Nous ne discuterons pas en ce moment les identifications plus ou moins heureuses qui ont été faites des lieux successivement décrits par les géographes et les voyageurs arabes. Il semble résulter de l’ensemble de leurs témoignages que, dès le huitième siècle de notre ère, toutes les côtes de la presqu’île de Malaca, de la Cochinchine, du Tong-king, étaient visitées par les navigateurs occidentaux. En 758, les Arabes et les Persans étaient si nombreux à Khan-fou[1], port le plus fréquenté de la Chine, qu’ils purent y exciter une sédition.
Malaca, ou tout autre port situé à l’extrémité de la presqu’île, devint le point de rencontre des flottes chinoises et des flottes arabes, en même temps que de nombreuses routes continentales, dont quelques-unes passaient par le Nord de l’Indo-Chine et le pays d’Assam, achevaient de mettre en communication les deux empires.
Les révoltes et les troubles qui se produisirent à Khan-fou et dans tout le Céleste Empire à la fin du neuvième siècle, et qui amenèrent la chute de la dynastie des Thang, ralentirent un instant les relations commerciales avec la Chine et les concentrèrent plus dans le Sud, dans les riches îles de la Sonde et aux embouchures des grands fleuves de l’Indo-Chine. Les conquêtes de Mahmoud le Gaznévide, qui étendirent au onzième siècle la domination musulmane jusqu’au Gange, la fondation de l’empire de Delhy et la ferveur bouddhique de certains empereurs de la Chine, amenèrent dans la suite de nombreux rapprochements entre ces derniers et les sultans de l’Inde. C’est à l’un de ces rapprochements que nous devons les voyages d’Ibn Batoutah, qui eurent lieu de 1342 à 1349, et qui fournirent quelques renseignements sur l’Indo-Chine.
Plus d’un demi-siècle avant lui, le Vénitien Marco Polo avait pénétré dans le Nord de la péninsule et parcouru une partie du Yun-nan, de la Birmanie et des régions intermédiaires. Son récit, tant de fois discuté, est un des documents les plus intéressants et les plus précieux pour la reconstitution de l’histoire de cette partie de l’Indo-Chine. Marco Polo visita également le royaume de Tsiampa sur les côtes orientales de la presqu’île.

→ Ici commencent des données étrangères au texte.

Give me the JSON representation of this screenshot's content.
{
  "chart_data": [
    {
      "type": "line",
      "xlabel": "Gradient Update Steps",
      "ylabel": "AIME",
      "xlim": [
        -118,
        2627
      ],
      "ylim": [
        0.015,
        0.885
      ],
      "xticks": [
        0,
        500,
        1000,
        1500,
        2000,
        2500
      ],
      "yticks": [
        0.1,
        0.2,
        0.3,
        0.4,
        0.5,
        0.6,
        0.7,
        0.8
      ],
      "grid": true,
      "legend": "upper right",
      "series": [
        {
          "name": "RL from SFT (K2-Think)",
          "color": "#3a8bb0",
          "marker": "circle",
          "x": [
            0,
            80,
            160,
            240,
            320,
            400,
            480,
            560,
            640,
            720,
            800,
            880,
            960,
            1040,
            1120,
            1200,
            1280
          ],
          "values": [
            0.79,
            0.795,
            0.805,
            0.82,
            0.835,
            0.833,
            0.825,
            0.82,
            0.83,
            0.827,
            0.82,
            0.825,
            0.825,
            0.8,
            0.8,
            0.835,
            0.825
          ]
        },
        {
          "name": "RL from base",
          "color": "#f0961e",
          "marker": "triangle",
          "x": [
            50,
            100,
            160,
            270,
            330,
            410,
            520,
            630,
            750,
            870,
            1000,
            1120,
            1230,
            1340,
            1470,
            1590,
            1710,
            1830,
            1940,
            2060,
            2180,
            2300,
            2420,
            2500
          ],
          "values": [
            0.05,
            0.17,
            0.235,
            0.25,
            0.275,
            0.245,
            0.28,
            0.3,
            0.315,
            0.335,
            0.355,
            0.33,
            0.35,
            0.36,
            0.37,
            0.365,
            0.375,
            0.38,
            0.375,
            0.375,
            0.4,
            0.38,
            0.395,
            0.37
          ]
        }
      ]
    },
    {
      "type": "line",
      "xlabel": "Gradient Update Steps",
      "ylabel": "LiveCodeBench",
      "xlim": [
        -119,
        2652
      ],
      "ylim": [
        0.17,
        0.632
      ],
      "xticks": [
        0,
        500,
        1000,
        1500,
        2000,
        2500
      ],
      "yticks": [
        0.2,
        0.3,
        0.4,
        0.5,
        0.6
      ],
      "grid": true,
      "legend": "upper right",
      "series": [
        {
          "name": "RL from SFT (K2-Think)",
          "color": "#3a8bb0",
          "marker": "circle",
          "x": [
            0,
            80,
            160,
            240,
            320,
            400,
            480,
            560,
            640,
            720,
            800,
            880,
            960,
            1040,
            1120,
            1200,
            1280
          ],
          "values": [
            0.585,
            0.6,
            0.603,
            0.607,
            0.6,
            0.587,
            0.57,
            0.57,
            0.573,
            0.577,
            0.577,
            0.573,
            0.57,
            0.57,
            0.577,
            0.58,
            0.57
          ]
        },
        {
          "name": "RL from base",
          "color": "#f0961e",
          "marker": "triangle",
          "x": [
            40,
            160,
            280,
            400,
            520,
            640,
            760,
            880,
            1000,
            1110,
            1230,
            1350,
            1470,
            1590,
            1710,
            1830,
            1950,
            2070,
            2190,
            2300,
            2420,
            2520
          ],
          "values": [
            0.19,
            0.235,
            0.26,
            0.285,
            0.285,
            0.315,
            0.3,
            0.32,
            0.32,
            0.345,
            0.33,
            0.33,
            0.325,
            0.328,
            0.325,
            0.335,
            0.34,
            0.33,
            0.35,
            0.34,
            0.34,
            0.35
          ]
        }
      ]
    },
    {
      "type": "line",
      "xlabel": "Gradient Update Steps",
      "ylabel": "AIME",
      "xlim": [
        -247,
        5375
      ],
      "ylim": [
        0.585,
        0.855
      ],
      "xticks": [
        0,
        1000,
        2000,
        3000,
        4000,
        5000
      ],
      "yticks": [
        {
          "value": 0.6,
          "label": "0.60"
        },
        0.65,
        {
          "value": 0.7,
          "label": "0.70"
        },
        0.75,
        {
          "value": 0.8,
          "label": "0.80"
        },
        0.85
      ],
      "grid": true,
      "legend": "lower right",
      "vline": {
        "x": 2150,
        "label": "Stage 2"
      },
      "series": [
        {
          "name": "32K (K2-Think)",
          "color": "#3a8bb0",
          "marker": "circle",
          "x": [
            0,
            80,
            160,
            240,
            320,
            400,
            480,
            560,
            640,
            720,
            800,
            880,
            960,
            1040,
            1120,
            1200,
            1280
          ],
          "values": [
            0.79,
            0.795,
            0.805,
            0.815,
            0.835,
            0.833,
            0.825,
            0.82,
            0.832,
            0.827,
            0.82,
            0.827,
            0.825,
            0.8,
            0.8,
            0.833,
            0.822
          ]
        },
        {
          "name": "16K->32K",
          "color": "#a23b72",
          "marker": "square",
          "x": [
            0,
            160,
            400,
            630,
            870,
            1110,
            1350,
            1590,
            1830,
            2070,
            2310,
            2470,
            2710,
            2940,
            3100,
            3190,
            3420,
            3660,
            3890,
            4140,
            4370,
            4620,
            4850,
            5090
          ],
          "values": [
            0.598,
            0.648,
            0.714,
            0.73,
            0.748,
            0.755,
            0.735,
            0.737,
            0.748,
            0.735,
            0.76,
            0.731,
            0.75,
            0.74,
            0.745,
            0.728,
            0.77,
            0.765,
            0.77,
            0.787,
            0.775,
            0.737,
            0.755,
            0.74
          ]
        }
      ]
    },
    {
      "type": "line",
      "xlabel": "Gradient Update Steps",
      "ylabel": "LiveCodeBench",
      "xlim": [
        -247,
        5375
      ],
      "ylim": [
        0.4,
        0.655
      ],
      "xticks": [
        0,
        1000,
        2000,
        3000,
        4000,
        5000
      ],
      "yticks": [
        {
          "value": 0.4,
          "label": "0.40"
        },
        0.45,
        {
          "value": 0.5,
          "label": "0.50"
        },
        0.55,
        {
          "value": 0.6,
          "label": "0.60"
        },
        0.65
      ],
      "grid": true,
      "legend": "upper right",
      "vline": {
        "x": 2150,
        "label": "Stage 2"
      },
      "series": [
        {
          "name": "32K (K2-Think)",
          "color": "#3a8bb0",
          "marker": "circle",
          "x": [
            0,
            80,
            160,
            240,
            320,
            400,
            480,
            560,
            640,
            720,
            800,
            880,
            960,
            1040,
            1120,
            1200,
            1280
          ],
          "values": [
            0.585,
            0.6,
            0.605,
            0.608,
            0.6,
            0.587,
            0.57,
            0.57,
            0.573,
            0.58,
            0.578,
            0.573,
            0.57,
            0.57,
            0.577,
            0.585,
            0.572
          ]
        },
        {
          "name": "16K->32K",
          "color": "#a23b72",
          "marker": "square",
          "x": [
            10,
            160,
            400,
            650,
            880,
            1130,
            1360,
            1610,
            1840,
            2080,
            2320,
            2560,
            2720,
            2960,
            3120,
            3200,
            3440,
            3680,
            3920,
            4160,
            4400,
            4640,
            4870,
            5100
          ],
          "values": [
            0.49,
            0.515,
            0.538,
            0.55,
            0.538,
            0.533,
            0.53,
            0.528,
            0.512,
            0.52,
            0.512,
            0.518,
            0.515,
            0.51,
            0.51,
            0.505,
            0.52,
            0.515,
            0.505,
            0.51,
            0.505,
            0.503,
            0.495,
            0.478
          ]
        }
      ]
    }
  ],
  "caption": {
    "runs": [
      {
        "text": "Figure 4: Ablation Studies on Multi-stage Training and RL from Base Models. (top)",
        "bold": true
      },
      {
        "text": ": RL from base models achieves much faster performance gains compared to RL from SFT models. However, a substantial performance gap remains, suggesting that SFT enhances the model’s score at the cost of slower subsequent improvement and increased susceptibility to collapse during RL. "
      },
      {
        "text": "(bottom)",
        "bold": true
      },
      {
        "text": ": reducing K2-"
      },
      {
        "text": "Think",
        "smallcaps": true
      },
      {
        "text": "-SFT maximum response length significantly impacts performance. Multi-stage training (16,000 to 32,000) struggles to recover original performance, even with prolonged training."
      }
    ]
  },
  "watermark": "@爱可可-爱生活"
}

Tout fait supposer que dès ce moment quelques marchands européens parcouraient déjà les côtes du golfe du Bengale et pénétraient au delà du Gange. À la suite des croisades, beaucoup de Grecs du Bas-Empire, de Génois et de Vénitiens avaient pénétré dans l’Orient et en avaient adopté le langage, le costume, les mœurs, et au besoin la religion. Mêlés aux Persans et aux Mores, ils venaient échanger contre des aromates, des étoffes et des pierres précieuses, quelques objets de quincaillerie, du safran et surtout le corail qui, dès la plus haute antiquité, a fourni l’article de la production européenne le plus recherché par les Asiatiques. La relation du Vénitien Nicolo di Conti, écrite au milieu du quinzième siècle, celle du Bolonais Ludovico Barthema, écrite au commencement du seizième, jettent une vive lumière sur la nature de ce commerce. Pendant le cours de ses voyages, qui durèrent vingt-cinq ans (de 1419 à 1444), Nicolo di Conti visita l’Aracan et le royaume d’Ava. Il a décrit avec soin cette capitale, dont le nom apparaît ici pour la première fois. Il paraît également avoir visité les côtes du Tsiampa. Ludovico Barthema parcourut, de 1502 à 1505, toutes les côtes méridionales de l’Asie, depuis le golfe Persique jusqu’à la
- ↑ Probablement Gan-pou de Marco Polo, dans la baie d’Hang-tcheou, et non Canton, qui à cette époque s’appelait Tbsing-haï.